Política

Promotoria pede execução de sentença que cassa direitos políticos de Garotinho

O Ministério Público do Rio de Janeiro pediu nesta quinta-feira (6) a execução de uma sentença que suspende por oito anos os direitos políticos do ex-governador Anthony Garotinho (Republicanos), candidato ao comando do Palácio Guanabara este ano.

O pedido foi feito após o ministro Dias Toffoli, do STF (Supremo Tribunal Federal), determinar no ano passado a certificação de trânsito em julgado (encerramento formal de uma ação) da condenação numa ação por improbidade administrativa por desvio de recursos da saúde. Se executada, a condenação pode inviabilizar sua candidatura.

Em nota, a defesa de Garotinho afirmou que a condenação está “prescrita desde o mês de junho, razão pela qual considera que a execução pretendida não encontra amparo jurídico”.

“A defesa ressalta ainda que a situação jurídica do ex-governador será demonstrada nos autos competentes e, se necessário, adotará as medidas cabíveis para resguardar a correta divulgação dos fatos e evitar a propagação de informações que considera equivocadas. […] Questões relacionadas à elegibilidade deverão ser apreciadas pela Justiça Eleitoral no momento oportuno, à luz do quadro jurídico vigente”, afirmou a defesa, em nota.

A condenação levou o TRE-RJ (Tribunal Regional Eleitoral do Rio de Janeiro) a impedir o registro de sua candidatura a vereador do Rio de Janeiro em 2024. Na ocasião, o ministro Luiz Felipe Salomão, do STJ (Superior Tribunal de Justiça) concedeu liminar para impedir os efeitos da sentença contra Garotinho.

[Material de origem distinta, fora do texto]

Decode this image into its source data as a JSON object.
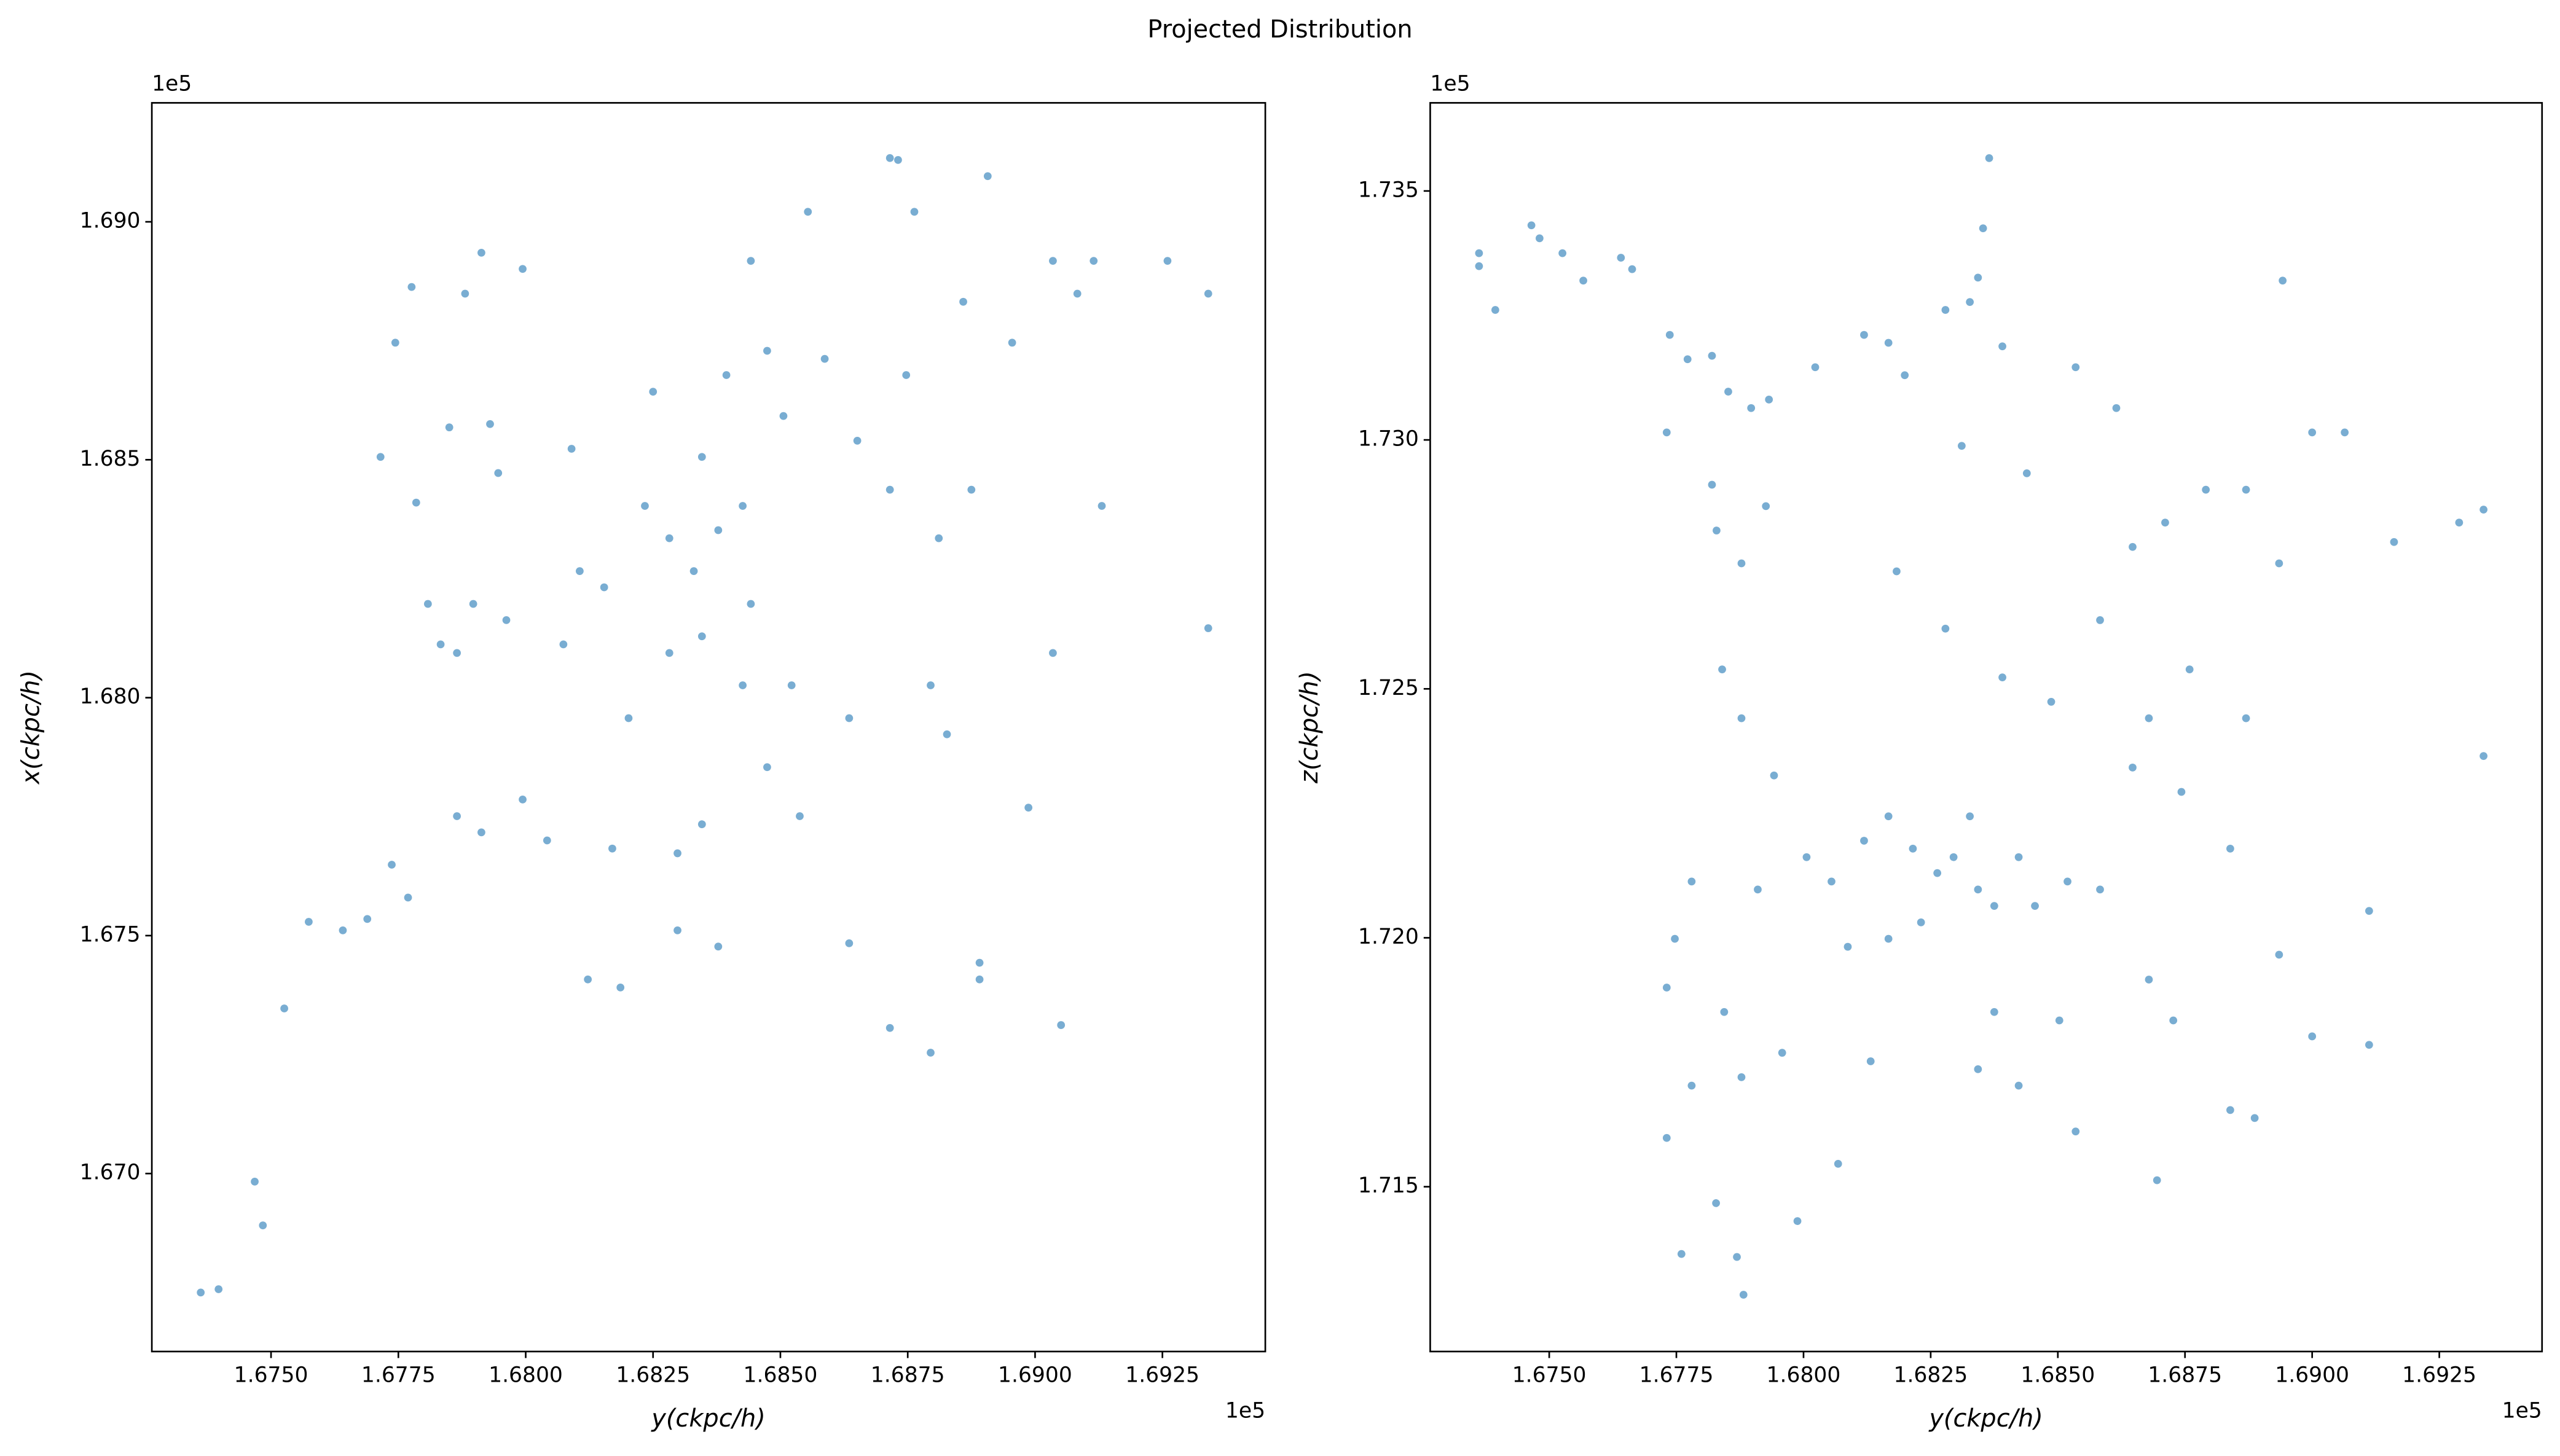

O caso se refere a um esquema apontado pela Promotoria que teria desviado R$ 234,4 milhões da Secretaria de Saúde a ONGs que financiaram a sua pré-candidatura à Presidência da República em 2006, quando estava no antigo PMDB.

Pesquisa Quaest divulgada no último dia 27 aponta que Eduardo Paes (PSD) está na frente na corrida eleitoral, com 38% das intenções de voto. Garotinho e Douglas Ruas (PL) aparecem empatados com 10% cada.